There would be much more optimism around the hometown today, wouldn’t there?

But the series would still be tied at two games apiece heading into Sunday night’s contest in Oakland.  This means there is no need to panic.

However, after that game, somebody will have their collective backs to the wall.  One team will be able to win the NBA Championship on Tuesday night.

Yes, the Cavs showed fatigue playing their third game in five days (with a cross-country trip mixed in between), and that takes more of a toll on them because they are really playing seven players because of the injuries to all-stars Kyrie Irving and Kevin Love.

There were reports yesterday that several of the Cavaliers’ veterans were upset with David Blatt about not playing more guys, and hindsight being 20/20, he probably should have on Thursday.

On the other hand, he was simply doing what worked in the first three games, and that strategy gave Cleveland a 2-1 lead in the series.  The guess here is the coach will play more guys come Sunday night, giving Mike Miller and Shawn Marion, if healthy some time on the court.

The fatigue contributed to a horrible shooting performance from outside by the wine and gold, as they hit just 4 of 27 from behind the three-point line in Game 4, with only Matthew Dellavedova hitting more than one (2 of 9), and J.R. Smith missing all eight of his tries.

The main culprit in the Cavs’ eyes was Andre Iguodala, who had another crazy shooting night, much like the first game, which was the only other contest the Warriors have won.

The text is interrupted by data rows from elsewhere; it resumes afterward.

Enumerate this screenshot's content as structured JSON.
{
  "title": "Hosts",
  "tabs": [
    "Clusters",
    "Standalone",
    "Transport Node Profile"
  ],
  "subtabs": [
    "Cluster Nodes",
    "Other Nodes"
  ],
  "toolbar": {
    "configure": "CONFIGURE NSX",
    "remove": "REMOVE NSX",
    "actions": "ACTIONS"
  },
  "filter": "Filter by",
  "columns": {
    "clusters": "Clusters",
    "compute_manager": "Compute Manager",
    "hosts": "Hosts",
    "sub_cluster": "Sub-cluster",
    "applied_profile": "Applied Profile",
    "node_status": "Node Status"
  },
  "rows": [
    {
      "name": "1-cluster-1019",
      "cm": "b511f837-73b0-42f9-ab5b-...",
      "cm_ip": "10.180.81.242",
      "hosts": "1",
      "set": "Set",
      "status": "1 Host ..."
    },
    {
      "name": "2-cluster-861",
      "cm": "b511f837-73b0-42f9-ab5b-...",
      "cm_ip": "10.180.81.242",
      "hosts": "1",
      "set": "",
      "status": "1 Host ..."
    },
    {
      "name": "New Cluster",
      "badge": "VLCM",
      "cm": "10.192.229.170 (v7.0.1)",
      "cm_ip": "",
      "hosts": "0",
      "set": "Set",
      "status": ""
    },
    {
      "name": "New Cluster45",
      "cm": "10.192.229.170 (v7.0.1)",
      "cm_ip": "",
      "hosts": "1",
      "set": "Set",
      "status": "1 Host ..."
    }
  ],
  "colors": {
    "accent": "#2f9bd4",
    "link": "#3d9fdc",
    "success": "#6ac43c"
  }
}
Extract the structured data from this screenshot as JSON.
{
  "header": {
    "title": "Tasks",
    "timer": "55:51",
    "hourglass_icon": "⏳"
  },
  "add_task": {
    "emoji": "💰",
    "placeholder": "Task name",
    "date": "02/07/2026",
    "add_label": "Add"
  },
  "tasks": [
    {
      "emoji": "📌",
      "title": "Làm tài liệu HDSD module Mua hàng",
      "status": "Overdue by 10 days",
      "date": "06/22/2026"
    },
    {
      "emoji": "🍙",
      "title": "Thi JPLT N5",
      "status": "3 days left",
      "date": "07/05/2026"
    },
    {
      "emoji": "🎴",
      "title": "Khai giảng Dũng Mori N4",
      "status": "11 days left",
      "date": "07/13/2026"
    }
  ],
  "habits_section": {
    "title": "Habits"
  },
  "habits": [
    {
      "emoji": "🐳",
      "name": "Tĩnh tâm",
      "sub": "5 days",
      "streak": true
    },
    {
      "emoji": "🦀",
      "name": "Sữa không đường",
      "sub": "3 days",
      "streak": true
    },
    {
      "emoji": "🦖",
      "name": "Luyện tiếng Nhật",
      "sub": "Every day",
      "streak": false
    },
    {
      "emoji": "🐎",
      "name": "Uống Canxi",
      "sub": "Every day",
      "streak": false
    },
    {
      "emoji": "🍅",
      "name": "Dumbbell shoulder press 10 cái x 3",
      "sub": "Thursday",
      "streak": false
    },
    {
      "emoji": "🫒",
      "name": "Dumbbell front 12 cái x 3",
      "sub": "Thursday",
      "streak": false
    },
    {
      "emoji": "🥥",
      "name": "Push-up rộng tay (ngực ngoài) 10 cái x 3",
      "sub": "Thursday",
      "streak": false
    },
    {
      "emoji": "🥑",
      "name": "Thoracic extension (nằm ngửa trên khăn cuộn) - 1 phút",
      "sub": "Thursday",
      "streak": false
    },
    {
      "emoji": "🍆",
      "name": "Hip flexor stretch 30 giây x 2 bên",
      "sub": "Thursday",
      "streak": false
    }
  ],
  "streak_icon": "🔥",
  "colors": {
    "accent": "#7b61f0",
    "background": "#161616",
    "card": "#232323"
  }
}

The veteran swingman scored 22 points on 9 for 15 shooting, including hitting 4 of 9 from behind the arc.  As we said after game one, those kind of performances do not happen often for Iguodala, so the chances for it occurring twice in four games is probably astronomical.

Cleveland is holding the “Splash Brothers” under 50 points per game in the series, as they have combined for 172 in the four games, but the added production of Iguodala is both unexpected and damaging to the Cavs’ hopes.

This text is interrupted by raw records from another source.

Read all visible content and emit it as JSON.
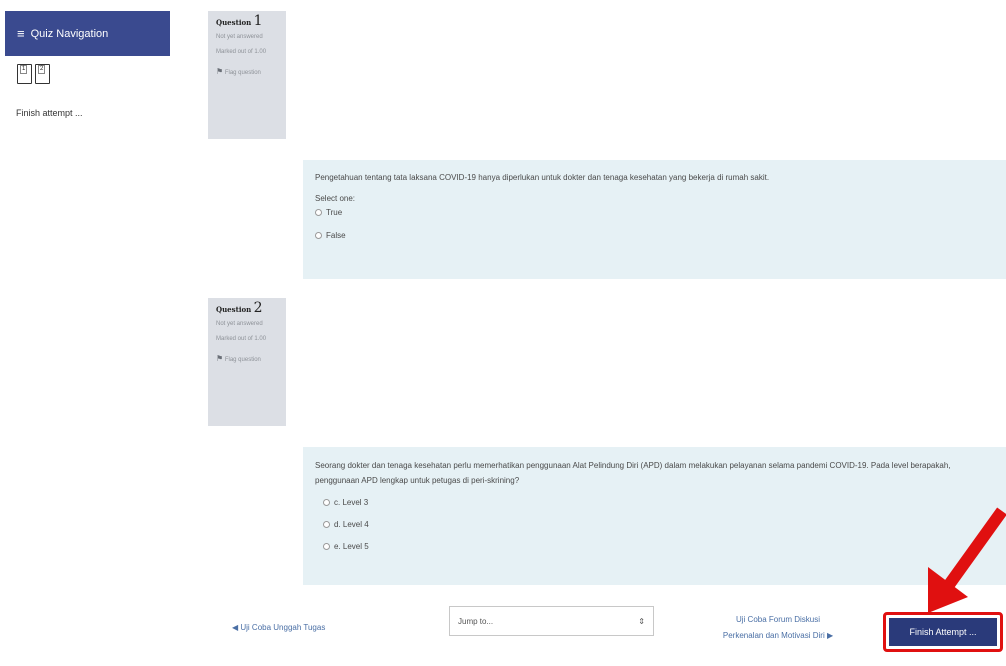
{
  "sidebar": {
    "header_label": "Quiz Navigation",
    "hamburger": "menu-icon",
    "buttons": [
      "1",
      "2"
    ],
    "finish_link": "Finish attempt ..."
  },
  "questions": [
    {
      "label": "Question",
      "number": "1",
      "status": "Not yet answered",
      "marked": "Marked out of 1.00",
      "flag": "Flag question",
      "text": "Pengetahuan tentang tata laksana COVID-19 hanya diperlukan untuk dokter dan tenaga kesehatan yang bekerja di rumah sakit.",
      "prompt": "Select one:",
      "options": [
        "True",
        "False"
      ]
    },
    {
      "label": "Question",
      "number": "2",
      "status": "Not yet answered",
      "marked": "Marked out of 1.00",
      "flag": "Flag question",
      "text": "Seorang dokter dan tenaga kesehatan perlu memerhatikan penggunaan Alat Pelindung Diri (APD) dalam melakukan pelayanan selama pandemi COVID-19. Pada level berapakah, penggunaan APD lengkap untuk petugas di peri-skrining?",
      "options": [
        "c. Level 3",
        "d. Level 4",
        "e. Level 5"
      ]
    }
  ],
  "footer": {
    "prev_link": "◀ Uji Coba Unggah Tugas",
    "jump_placeholder": "Jump to...",
    "next_link_line1": "Uji Coba Forum Diskusi",
    "next_link_line2": "Perkenalan dan Motivasi Diri ▶",
    "finish_button": "Finish Attempt ..."
  },
  "colors": {
    "header_bg": "#3a4a8f",
    "content_bg": "#e6f1f5",
    "info_bg": "#dcdfe5",
    "annotation": "#e01010"
  }
}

Many experts are giving Steve Kerr mad props for his lineup switch, but if Iguodala had a normal shooting game, we wonder how much praise he would be getting.

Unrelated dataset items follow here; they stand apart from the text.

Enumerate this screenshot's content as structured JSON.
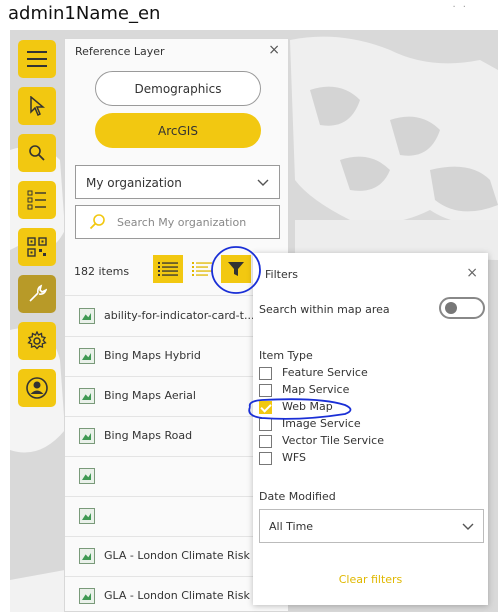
{
  "window": {
    "title": "admin1Name_en"
  },
  "toolbar": {
    "tools": [
      {
        "name": "menu"
      },
      {
        "name": "select"
      },
      {
        "name": "search"
      },
      {
        "name": "legend"
      },
      {
        "name": "qr"
      },
      {
        "name": "wrench",
        "active": true
      },
      {
        "name": "settings"
      },
      {
        "name": "user"
      }
    ]
  },
  "reference_panel": {
    "header": "Reference Layer",
    "close": "×",
    "demographics_label": "Demographics",
    "arcgis_label": "ArcGIS",
    "source_select": "My organization",
    "search_placeholder": "Search My organization",
    "item_count": "182 items",
    "items": [
      "ability-for-indicator-card-t...",
      "Bing Maps Hybrid",
      "Bing Maps Aerial",
      "Bing Maps Road",
      "",
      "",
      "GLA - London Climate Risk ...",
      "GLA - London Climate Risk ..."
    ]
  },
  "filters": {
    "title": "Filters",
    "close": "×",
    "search_within_label": "Search within map area",
    "search_within_on": false,
    "item_type_label": "Item Type",
    "item_types": [
      {
        "label": "Feature Service",
        "checked": false
      },
      {
        "label": "Map Service",
        "checked": false
      },
      {
        "label": "Web Map",
        "checked": true
      },
      {
        "label": "Image Service",
        "checked": false
      },
      {
        "label": "Vector Tile Service",
        "checked": false
      },
      {
        "label": "WFS",
        "checked": false
      }
    ],
    "date_modified_label": "Date Modified",
    "date_value": "All Time",
    "clear_label": "Clear filters"
  },
  "colors": {
    "accent": "#f2c811",
    "annotation": "#1a2fd6",
    "map": "#dcdcdc"
  }
}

Timofey Mozgov abused the smaller Warriors’ lineup for 28 points and Tristan Thompson added 12 more for the wine and gold.  The real reason for the defeat was the Cleveland guards simply couldn’t make a shot.  That happens.  The bigger question is will it happen again?

The players that Blatt depends on for outside scoring (Dellavedova, Smith, Iman Shumpert, and James Jones) made 7 of 38 shots in the fourth game.  That’s 19%. While it’s possible they could shoot that poorly again, it’s certainly not probable.

And remember that this was a six point game heading into the final quarter, so while the Warriors won going away, Cleveland certainly had a chance to win heading into the final quarter.

Golden State dominated the first half, but were only up six going into the final 12 minutes.

Can the Cavs win Game 5?  Well, they’ve already won a game in Oakland this series, so they certainly can.  They needed the two days off between games, and they now have a chance to adjust to the changes Kerr made before Thursday.

We will stick with what we said before the series started.  If they can hold Curry and Thompson under 50 points, they have a good chance to win.  The biggest key now has become Andre Iguodala.